Streekhistorie: Voorpublicatie boek 'Joods Leven In Het Westland'
Waar tegenwoordig veel kerkgenootschappen worstelen met de instandhouding van eigendommen speelde dit onderwerp voor de Westland-Joodse gemeenschap al in het begin van de twintigste eeuw, zoals dat overal in het land het geval was. Niet alleen de vergrijzing, maar ook het vertrek van Joodse gezinnen naar de grote steden als gevolg van verslechterende economische omstandigheden maakte dat de gemeenschap niet meer in staat was zorg te dragen voor het onderhoud van de synagoge en de begraafplaats. Het was zelfs zo dat men voor de 'Hooge Feestdagen' personen uit andere gemeenten moest uitnodigen om aan het vereiste aantal van tien personen te komen voor het houden van deze diensten. Een en ander had tot gevolg dat de synagoge - die vanwege de slechte staat niet heel veel geld had gekost, maar na aankoop wel kon worden opgeknapt, uiteindelijk toch weer in vervallen staat raakte.
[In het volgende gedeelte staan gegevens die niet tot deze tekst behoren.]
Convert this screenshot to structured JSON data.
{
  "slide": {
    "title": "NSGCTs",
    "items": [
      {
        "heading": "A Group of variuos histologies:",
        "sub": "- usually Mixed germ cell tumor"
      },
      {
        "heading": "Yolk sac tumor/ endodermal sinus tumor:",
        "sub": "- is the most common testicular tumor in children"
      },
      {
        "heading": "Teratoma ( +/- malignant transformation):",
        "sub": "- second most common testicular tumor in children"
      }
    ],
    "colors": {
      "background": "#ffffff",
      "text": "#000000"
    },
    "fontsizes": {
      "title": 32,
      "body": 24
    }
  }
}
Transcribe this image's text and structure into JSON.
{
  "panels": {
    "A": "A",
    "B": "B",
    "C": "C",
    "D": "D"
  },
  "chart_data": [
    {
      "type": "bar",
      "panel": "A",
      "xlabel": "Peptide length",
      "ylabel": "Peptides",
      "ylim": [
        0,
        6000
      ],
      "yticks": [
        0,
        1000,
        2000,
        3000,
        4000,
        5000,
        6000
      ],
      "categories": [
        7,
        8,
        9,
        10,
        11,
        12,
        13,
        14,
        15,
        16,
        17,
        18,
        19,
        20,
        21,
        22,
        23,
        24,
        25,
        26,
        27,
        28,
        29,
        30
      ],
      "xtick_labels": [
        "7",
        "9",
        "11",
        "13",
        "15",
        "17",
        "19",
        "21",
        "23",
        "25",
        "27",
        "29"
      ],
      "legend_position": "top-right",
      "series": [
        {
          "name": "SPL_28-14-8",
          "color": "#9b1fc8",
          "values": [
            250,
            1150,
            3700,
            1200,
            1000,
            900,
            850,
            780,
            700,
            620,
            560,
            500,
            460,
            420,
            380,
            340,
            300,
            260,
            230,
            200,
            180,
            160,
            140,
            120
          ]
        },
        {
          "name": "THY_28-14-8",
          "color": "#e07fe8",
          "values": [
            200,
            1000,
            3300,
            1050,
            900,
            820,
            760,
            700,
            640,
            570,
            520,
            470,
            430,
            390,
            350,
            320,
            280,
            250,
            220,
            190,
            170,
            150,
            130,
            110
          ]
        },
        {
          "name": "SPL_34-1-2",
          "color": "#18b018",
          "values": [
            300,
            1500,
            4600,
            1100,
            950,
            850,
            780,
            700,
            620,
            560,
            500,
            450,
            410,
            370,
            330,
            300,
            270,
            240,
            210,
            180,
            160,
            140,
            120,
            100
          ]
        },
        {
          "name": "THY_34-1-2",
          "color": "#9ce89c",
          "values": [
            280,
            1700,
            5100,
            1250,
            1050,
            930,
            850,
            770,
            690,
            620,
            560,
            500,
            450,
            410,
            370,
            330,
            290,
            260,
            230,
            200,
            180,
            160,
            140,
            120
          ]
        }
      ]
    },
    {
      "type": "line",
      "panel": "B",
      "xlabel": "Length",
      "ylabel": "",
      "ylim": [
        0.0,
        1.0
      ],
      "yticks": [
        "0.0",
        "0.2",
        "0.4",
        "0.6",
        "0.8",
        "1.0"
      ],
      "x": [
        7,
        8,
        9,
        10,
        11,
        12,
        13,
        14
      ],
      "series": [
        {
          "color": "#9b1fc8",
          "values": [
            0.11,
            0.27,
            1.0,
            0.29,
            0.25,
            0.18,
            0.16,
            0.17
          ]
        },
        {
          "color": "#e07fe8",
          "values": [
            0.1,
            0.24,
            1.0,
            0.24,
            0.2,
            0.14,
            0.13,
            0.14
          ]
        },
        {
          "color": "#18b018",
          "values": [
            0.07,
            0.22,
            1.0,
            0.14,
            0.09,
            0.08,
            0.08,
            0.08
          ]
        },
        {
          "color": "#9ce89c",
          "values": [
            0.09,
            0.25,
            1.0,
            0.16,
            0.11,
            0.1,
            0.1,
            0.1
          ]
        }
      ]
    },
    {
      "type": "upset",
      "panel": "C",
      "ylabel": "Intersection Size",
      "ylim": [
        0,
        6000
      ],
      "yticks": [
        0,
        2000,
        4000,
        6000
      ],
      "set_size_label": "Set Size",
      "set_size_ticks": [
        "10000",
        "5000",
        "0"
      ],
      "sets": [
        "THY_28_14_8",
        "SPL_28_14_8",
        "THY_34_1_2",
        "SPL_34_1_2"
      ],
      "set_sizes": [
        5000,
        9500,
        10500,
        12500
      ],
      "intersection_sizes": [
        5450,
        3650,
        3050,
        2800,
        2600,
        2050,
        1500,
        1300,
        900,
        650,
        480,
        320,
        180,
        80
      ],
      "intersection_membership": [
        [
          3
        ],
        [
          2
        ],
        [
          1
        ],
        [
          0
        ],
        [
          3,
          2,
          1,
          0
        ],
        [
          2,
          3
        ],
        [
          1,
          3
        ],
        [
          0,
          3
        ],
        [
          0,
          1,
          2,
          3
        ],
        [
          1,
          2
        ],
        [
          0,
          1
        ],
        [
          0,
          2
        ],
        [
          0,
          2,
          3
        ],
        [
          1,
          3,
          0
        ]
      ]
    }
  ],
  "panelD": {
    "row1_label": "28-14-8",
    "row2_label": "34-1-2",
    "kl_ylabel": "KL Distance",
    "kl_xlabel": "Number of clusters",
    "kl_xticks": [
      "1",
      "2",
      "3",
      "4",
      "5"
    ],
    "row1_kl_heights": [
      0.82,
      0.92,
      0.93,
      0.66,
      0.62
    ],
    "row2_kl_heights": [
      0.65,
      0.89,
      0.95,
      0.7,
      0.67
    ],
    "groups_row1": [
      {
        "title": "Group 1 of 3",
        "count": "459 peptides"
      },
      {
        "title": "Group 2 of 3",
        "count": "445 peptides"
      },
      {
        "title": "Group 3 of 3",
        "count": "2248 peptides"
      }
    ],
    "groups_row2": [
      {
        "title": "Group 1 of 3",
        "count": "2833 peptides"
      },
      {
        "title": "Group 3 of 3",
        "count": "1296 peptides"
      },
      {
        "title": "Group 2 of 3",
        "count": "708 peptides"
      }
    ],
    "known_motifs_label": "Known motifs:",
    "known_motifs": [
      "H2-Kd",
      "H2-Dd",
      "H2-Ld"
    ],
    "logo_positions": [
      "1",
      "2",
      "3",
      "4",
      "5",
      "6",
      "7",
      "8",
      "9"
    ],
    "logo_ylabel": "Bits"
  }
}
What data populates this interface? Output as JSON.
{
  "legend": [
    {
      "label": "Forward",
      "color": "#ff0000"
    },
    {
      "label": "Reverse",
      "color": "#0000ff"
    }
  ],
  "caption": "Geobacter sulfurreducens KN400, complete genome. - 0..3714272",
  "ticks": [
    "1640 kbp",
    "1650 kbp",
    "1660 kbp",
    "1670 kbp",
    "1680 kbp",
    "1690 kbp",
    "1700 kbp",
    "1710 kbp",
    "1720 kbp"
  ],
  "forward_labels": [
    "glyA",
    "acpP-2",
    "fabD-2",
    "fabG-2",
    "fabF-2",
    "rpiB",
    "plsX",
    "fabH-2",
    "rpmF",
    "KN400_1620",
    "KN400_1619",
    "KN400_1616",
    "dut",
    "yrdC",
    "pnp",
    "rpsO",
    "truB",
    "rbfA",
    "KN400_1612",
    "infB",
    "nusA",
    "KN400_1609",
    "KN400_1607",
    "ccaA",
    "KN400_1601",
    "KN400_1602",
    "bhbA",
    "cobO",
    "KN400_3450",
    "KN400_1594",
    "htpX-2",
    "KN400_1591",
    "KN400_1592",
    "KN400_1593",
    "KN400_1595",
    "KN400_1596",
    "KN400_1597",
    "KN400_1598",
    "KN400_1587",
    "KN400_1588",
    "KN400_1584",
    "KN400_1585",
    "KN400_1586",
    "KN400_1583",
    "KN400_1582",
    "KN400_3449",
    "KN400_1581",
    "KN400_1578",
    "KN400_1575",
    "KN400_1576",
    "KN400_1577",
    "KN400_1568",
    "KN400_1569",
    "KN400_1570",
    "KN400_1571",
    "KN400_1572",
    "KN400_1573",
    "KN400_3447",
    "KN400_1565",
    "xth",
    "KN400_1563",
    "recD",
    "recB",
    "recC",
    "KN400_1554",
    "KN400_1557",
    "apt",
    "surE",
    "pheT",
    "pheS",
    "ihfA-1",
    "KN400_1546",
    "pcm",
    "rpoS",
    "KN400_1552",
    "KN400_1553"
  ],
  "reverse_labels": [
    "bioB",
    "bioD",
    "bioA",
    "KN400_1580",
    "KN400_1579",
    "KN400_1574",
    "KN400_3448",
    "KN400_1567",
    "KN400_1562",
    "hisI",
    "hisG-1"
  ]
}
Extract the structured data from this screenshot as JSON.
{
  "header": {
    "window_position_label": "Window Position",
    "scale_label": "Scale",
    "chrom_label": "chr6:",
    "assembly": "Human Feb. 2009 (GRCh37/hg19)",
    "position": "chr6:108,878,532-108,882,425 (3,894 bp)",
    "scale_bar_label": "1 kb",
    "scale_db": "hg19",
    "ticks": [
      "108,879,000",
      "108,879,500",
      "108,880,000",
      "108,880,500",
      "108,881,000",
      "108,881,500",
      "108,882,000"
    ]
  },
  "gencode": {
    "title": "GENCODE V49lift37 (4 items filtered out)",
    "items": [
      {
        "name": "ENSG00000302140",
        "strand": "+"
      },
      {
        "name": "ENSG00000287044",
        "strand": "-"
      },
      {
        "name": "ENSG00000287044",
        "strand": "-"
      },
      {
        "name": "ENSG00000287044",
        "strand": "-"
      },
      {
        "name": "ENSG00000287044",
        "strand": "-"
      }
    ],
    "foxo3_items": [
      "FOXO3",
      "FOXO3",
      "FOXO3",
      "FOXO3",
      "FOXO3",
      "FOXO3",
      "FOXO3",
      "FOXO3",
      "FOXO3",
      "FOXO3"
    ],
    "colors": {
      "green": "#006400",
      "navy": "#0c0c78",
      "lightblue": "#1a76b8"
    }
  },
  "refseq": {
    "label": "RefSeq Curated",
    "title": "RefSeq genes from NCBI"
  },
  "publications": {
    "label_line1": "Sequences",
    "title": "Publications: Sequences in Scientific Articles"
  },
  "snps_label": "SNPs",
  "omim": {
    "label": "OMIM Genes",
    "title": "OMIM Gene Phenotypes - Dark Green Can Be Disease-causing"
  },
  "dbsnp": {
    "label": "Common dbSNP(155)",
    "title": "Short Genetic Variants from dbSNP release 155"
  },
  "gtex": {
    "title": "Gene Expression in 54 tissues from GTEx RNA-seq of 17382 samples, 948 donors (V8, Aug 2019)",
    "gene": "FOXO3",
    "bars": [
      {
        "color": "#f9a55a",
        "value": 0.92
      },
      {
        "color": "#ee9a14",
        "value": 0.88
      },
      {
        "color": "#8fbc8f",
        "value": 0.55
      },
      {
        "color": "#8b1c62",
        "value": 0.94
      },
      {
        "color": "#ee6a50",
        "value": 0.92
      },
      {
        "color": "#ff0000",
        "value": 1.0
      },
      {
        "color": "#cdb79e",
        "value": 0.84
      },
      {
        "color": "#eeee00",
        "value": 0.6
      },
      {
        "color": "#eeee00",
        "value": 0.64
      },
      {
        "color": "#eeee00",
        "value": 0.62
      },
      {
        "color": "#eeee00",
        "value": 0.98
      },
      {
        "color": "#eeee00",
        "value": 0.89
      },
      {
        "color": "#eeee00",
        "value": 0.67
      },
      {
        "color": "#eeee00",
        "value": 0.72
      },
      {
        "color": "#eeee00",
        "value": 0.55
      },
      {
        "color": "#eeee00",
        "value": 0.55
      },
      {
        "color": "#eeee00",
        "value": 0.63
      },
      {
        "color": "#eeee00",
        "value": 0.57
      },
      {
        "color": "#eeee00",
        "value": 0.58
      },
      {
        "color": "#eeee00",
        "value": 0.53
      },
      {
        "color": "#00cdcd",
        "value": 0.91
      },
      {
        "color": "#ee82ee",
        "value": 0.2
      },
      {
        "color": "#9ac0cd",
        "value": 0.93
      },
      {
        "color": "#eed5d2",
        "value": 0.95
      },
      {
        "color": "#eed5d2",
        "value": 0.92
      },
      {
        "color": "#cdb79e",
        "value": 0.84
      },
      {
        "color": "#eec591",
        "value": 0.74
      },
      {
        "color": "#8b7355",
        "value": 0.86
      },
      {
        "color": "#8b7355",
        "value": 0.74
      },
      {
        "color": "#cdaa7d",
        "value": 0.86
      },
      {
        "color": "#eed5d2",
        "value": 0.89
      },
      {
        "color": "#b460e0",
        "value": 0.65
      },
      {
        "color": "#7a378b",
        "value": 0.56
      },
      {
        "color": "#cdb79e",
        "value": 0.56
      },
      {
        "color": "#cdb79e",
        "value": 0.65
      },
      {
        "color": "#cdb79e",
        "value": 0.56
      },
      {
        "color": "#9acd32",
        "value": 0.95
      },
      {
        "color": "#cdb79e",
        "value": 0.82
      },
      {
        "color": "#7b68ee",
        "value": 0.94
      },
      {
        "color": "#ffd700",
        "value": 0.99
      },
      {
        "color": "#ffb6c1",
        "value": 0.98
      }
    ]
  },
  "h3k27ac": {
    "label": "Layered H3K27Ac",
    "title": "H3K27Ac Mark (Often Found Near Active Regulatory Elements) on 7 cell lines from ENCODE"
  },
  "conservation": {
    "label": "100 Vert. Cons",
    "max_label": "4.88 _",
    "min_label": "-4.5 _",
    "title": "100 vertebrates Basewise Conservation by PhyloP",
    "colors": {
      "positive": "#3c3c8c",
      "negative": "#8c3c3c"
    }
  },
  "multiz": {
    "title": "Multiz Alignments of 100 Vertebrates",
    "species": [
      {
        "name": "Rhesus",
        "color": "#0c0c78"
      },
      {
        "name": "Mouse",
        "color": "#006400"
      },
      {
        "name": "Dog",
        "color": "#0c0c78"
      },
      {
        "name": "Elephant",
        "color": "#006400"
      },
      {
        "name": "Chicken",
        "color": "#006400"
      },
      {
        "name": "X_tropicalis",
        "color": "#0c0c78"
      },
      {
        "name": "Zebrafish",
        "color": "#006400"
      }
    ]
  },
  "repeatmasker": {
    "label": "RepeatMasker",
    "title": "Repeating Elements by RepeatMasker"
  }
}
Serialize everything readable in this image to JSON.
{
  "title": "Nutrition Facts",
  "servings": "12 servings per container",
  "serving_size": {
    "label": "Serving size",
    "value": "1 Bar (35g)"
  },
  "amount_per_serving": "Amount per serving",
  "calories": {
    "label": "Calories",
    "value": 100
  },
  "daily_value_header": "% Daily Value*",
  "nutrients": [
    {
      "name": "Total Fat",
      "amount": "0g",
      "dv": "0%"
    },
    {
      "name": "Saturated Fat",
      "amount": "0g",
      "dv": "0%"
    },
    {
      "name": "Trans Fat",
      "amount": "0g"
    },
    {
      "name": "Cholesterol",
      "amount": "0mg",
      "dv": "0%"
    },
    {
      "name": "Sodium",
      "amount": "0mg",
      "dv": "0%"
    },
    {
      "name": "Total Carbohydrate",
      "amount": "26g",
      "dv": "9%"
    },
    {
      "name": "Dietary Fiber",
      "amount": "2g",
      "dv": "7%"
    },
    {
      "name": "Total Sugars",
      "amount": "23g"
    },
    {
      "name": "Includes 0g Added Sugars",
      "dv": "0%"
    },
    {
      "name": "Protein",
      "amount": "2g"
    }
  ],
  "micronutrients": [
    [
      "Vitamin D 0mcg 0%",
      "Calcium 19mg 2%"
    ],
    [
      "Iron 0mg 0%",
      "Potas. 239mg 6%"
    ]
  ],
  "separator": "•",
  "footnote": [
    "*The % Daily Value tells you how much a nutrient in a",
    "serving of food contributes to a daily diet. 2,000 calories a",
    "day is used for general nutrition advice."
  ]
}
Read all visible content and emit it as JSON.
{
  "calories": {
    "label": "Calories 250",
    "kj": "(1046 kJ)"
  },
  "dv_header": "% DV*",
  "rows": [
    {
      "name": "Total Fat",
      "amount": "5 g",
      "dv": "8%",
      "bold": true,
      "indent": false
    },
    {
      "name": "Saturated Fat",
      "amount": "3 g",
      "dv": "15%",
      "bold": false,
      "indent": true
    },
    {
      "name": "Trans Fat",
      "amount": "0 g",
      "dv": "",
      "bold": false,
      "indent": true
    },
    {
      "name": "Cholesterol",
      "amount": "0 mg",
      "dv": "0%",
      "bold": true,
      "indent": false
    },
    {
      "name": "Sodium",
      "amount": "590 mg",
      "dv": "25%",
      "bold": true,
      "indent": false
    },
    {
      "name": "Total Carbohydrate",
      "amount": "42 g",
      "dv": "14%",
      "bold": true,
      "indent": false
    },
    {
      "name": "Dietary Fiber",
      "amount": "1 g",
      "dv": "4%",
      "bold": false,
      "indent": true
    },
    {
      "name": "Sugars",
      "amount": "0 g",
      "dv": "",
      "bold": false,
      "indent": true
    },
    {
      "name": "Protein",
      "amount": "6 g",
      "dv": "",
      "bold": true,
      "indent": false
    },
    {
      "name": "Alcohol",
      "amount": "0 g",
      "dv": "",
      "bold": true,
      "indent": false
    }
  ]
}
Na ampel beraad besloot de Joodse gemeenschap dat synagoge en begraafplaats moesten worden overgedragen aan de gemeente Naaldwijk. Onder voorwaarden, dat wel. De synagoge mocht nooit voor minder eervolle doeleinden worden gebruikt, waaronder werd verstaan als bioscoop, theater, café en dergelijke. En voor het bedrag van 50 gulden per jaar verplichtte de gemeente Naaldwijk zich tot het onderhouden van de begraafplaats en behield de Joodse gemeenschap het recht hier overledenen ter aarde te bestellen.